Keldarion se giró al oír la pregunta y negó con la cabeza.

"No."

"¿Qué fue lo último que hiciste?" –volvió a preguntar Legolas, observando cuidadosamente el rostro sombrío de su hermano.

Suspirando, Keldarion se acercó a la estatua de mármol y la tocó, frotando la mano hacia arriba y hacia abajo. Se detuvo bruscamente cuando vio la mirada divertida de su hermano, así que dejó caer la mano rápidamente y desvió la mirada, sonrojado.

"Bueno –dijo, aclarándose la garganta-. Creo que recuerdo algo, pero es muy vago."

Era por la mañana temprano. En lugar de reunirse con los guerreros del Bosque Negro en el campo de entrenamiento para su práctica diaria de espada, los dos hermanos estaban en el centro del laberinto, mirando la estatua de Qestari en busca de respuestas. Examinaron a fondo la habitación de Keldarion, pero no encontraron nada inusual exceptuando que su ropa de dormir estaba en el suelo, cosa que era extraña, pues el príncipe era conocido por ser muy limpio y ordenado.

Mordiéndose los labios, Legolas pregunto.

"¿No recuerdas haber estado aquí?"

Keldarion negó con la cabeza, andando alrededor de la ninfa de mármol y contemplando sus rasgos angelicales. Y entonces frunció el ceño.

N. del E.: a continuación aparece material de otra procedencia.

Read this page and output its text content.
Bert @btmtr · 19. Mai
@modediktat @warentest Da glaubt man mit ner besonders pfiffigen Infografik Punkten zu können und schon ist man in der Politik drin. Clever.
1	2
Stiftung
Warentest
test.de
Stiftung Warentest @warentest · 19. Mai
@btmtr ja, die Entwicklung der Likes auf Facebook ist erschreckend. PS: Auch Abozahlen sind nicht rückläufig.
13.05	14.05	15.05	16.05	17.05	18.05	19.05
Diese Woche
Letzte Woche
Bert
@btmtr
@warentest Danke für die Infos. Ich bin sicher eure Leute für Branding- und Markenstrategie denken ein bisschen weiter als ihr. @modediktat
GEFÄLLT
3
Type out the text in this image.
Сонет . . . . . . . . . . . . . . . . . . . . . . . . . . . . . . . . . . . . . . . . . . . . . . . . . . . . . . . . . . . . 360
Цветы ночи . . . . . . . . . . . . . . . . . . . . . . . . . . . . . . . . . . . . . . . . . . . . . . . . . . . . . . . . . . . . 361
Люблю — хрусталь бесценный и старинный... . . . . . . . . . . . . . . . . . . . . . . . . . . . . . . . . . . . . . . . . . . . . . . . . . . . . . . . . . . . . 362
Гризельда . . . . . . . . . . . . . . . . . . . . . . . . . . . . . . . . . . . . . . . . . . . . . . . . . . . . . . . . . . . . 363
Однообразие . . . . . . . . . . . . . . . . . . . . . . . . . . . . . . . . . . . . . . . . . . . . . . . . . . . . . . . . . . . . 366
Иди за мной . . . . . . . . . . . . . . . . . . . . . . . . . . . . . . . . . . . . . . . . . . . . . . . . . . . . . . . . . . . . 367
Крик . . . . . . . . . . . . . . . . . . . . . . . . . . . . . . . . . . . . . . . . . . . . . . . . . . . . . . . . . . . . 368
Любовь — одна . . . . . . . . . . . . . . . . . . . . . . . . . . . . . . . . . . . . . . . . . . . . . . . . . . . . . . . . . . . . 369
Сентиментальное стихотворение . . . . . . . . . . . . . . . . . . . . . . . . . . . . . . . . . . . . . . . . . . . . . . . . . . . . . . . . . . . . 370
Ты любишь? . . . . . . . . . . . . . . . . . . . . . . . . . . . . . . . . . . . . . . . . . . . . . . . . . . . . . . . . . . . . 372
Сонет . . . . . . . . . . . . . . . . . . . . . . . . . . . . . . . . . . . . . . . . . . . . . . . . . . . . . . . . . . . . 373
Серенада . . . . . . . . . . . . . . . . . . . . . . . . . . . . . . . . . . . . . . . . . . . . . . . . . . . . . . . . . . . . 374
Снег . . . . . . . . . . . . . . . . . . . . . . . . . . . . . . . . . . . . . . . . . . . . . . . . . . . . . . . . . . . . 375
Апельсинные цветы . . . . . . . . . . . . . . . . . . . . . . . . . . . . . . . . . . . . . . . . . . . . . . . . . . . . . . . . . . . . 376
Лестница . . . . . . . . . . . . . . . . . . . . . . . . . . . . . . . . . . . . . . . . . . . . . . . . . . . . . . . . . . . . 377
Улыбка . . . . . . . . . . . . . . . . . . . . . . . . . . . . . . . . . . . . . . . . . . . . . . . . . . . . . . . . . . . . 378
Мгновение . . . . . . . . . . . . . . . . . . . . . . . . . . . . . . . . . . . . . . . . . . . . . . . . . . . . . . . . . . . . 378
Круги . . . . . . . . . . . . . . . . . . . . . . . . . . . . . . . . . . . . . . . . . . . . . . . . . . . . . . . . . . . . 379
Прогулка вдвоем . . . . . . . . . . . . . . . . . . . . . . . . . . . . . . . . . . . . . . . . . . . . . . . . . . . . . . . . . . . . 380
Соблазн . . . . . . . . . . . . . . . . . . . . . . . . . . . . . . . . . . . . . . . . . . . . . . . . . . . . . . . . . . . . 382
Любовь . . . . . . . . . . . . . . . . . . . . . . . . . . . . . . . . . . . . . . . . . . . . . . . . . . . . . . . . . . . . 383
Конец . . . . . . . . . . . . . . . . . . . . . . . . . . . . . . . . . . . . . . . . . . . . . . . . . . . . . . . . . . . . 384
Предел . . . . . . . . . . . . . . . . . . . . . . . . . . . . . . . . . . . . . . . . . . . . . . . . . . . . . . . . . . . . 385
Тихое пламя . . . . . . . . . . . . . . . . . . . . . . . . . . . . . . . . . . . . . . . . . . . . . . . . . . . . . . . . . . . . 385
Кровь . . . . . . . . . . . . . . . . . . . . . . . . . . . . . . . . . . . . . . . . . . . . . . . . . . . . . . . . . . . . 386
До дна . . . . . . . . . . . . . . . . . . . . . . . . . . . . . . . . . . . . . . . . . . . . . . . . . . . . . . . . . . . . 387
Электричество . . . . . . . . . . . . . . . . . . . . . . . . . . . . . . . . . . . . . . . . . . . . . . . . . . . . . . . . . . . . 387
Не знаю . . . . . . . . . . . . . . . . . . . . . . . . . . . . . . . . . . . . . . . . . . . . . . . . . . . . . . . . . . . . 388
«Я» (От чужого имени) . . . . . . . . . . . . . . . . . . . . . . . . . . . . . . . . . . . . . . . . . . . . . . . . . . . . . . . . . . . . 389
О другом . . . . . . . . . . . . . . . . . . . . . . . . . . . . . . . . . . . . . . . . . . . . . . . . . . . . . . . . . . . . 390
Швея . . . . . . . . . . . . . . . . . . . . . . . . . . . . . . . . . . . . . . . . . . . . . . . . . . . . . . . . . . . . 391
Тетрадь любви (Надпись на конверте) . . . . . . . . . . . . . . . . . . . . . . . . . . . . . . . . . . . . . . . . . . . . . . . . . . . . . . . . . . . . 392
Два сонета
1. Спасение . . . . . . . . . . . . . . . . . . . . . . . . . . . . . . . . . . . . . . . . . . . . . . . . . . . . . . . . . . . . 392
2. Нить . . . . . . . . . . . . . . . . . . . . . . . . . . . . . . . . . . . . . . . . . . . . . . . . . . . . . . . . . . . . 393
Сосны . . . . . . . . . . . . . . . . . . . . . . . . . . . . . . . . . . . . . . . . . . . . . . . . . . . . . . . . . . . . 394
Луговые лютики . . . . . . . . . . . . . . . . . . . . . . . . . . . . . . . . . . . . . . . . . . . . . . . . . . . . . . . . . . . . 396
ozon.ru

"Creo que ahora lo recuerdo. ¿Dices que me subí a la estatua?"

Legolas asintió con entusiasmo.

"¡Sí, lo hiciste! ¡Fue todo un espectáculo! Estabas desnudo y la abrazabas con fuerza, como dos amantes apasionados…"

"¡Basta! ¡No tienes que entrar en detalles!" –gritó Keldarion, tapándose los oídos y con la cara roja.

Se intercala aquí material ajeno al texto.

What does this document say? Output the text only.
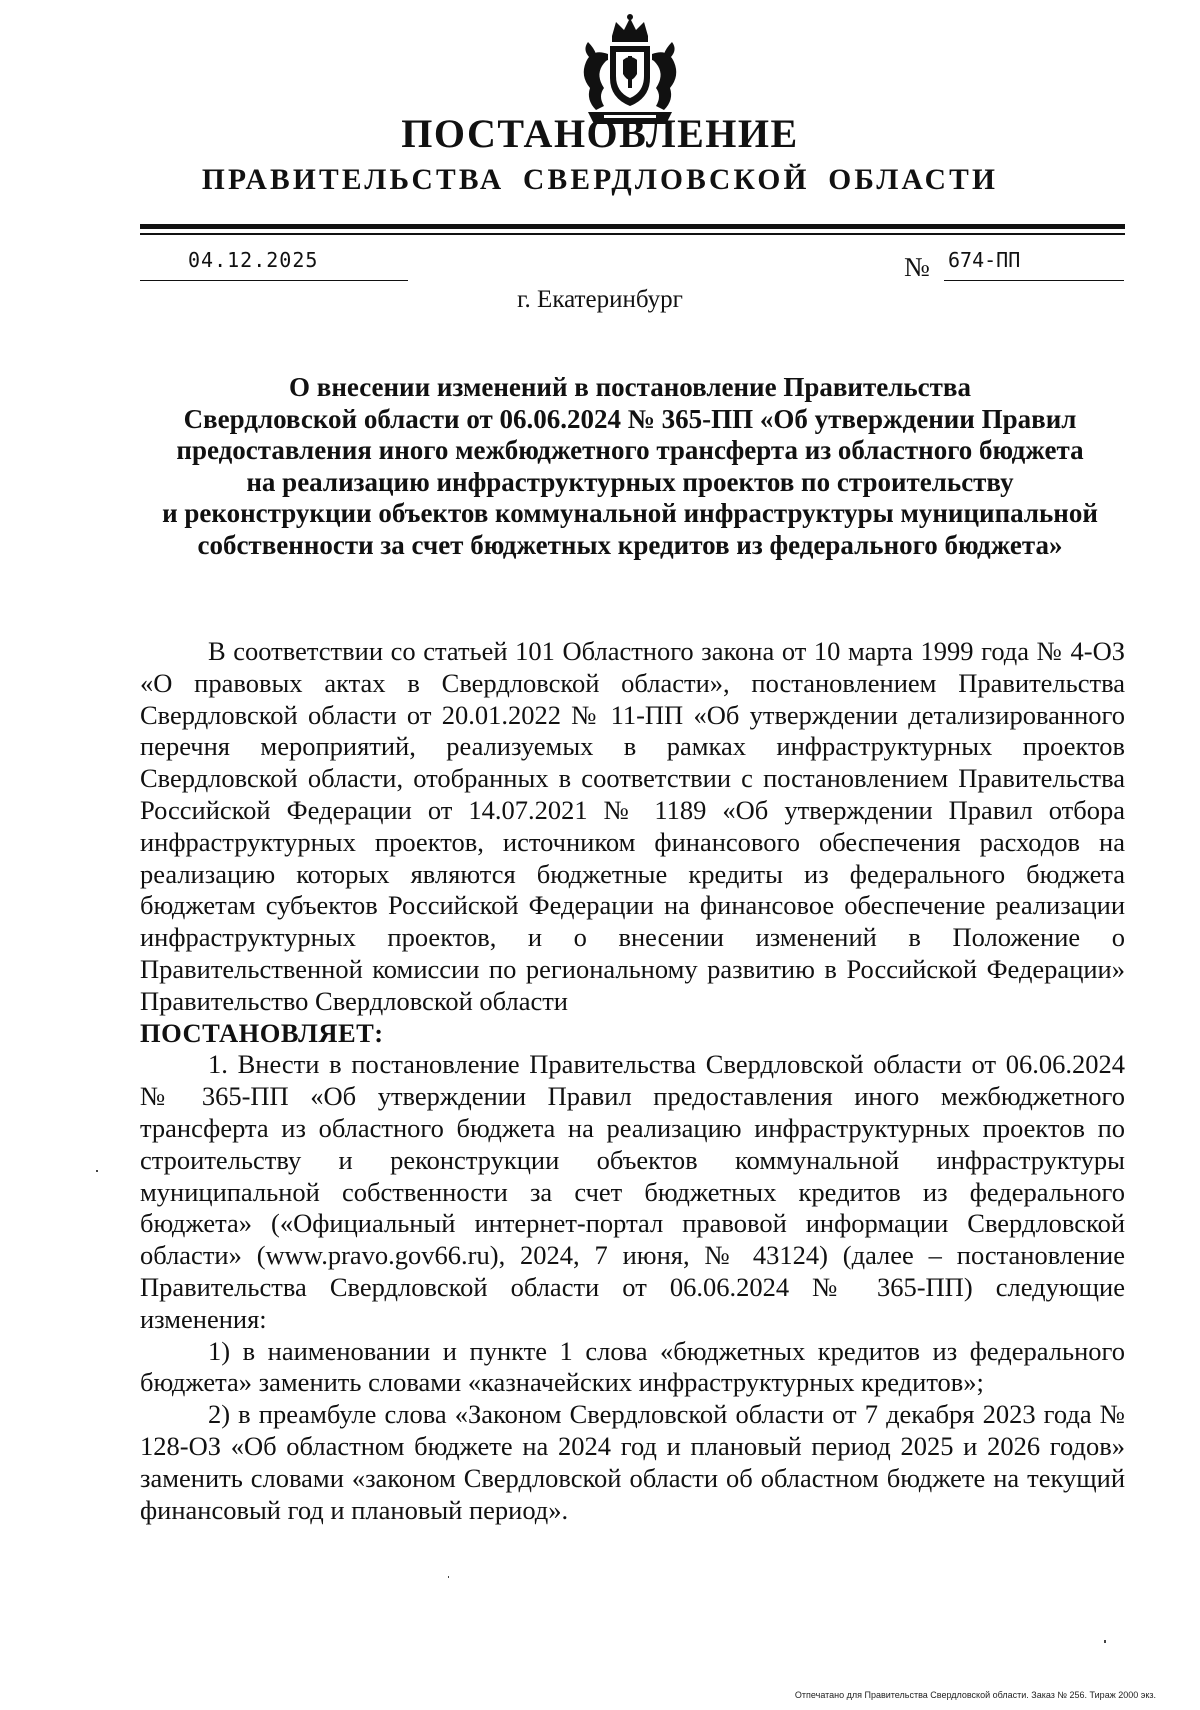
ПОСТАНОВЛЕНИЕ
ПРАВИТЕЛЬСТВА СВЕРДЛОВСКОЙ ОБЛАСТИ
04.12.2025	№ 674-ПП
г. Екатеринбург
О внесении изменений в постановление Правительства
Свердловской области от 06.06.2024 № 365-ПП «Об утверждении Правил
предоставления иного межбюджетного трансферта из областного бюджета
на реализацию инфраструктурных проектов по строительству
и реконструкции объектов коммунальной инфраструктуры муниципальной
собственности за счет бюджетных кредитов из федерального бюджета»

В соответствии со статьей 101 Областного закона от 10 марта 1999 года № 4-ОЗ «О правовых актах в Свердловской области», постановлением Правительства Свердловской области от 20.01.2022 № 11-ПП «Об утверждении детализированного перечня мероприятий, реализуемых в рамках инфраструктурных проектов Свердловской области, отобранных в соответствии с постановлением Правительства Российской Федерации от 14.07.2021 № 1189 «Об утверждении Правил отбора инфраструктурных проектов, источником финансового обеспечения расходов на реализацию которых являются бюджетные кредиты из федерального бюджета бюджетам субъектов Российской Федерации на финансовое обеспечение реализации инфраструктурных проектов, и о внесении изменений в Положение о Правительственной комиссии по региональному развитию в Российской Федерации» Правительство Свердловской области

ПОСТАНОВЛЯЕТ:

1. Внести в постановление Правительства Свердловской области от 06.06.2024 № 365-ПП «Об утверждении Правил предоставления иного межбюджетного трансферта из областного бюджета на реализацию инфраструктурных проектов по строительству и реконструкции объектов коммунальной инфраструктуры муниципальной собственности за счет бюджетных кредитов из федерального бюджета» («Официальный интернет-портал правовой информации Свердловской области» (www.pravo.gov66.ru), 2024, 7 июня, № 43124) (далее – постановление Правительства Свердловской области от 06.06.2024 № 365-ПП) следующие изменения:

1) в наименовании и пункте 1 слова «бюджетных кредитов из федерального бюджета» заменить словами «казначейских инфраструктурных кредитов»;

2) в преамбуле слова «Законом Свердловской области от 7 декабря 2023 года № 128-ОЗ «Об областном бюджете на 2024 год и плановый период 2025 и 2026 годов» заменить словами «законом Свердловской области об областном бюджете на текущий финансовый год и плановый период».

Отпечатано для Правительства Свердловской области. Заказ № 256. Тираж 2000 экз.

Sonriendo, Legolas no pudo evitar seguir burlándose de su hermano.

"Sin contar con… eh… el beso, lo de anoche fue muy divertido. Parecías estar muy desesperado."

Gruñendo, Keldarion saltó hacia él pero Legolas escapó.

"¿Sabes, Kel? Te ves bien desnudo –dijo, todavía riéndose-. ¿Qué te parece si te hago un retrato? Desnudo."

"¡Ni se te ocurra!" –Keldarion gritó y saltó, tirando a su hermano al suelo.

En medio de gritos, risas y gruñidos, los dos hermanos luchaban de una forma tan ruidosa que era extraño que nadie hubiera ido a investigar el escándalo.

"¡Valar! ¡Deberías haber visto tu cara! –exclamó Legolas con alegría-. O mejor aún, ¡puedo pintar la escena completa para que entiendas de lo que hablo! Estabas tan espléndido y… ¿Kel? ¿Qué pasa?"

Keldarion se quedó inmóvil de repente, con los ojos ligeramente vidriosos. Presa del pánico, Legolas lo agarró y lo sacudió por los hombros.

"¿Kel? ¿Qué te pasa? ¿Puedes oírme…?"

"Te escucho" –respondió Keldarion finalmente, sentándose. Entonces miró a su hermano brevemente antes de girarse hacia la estatua.

"¿Qué? –Legolas estaba perplejo-. ¿Qué pasa?"

"Ahora lo recuerdo –dijo Keldarion, poniéndose en pie. Sus ojos azul cobalto brillaban con reconocimiento al mirar la estatua-. Ella me trajo."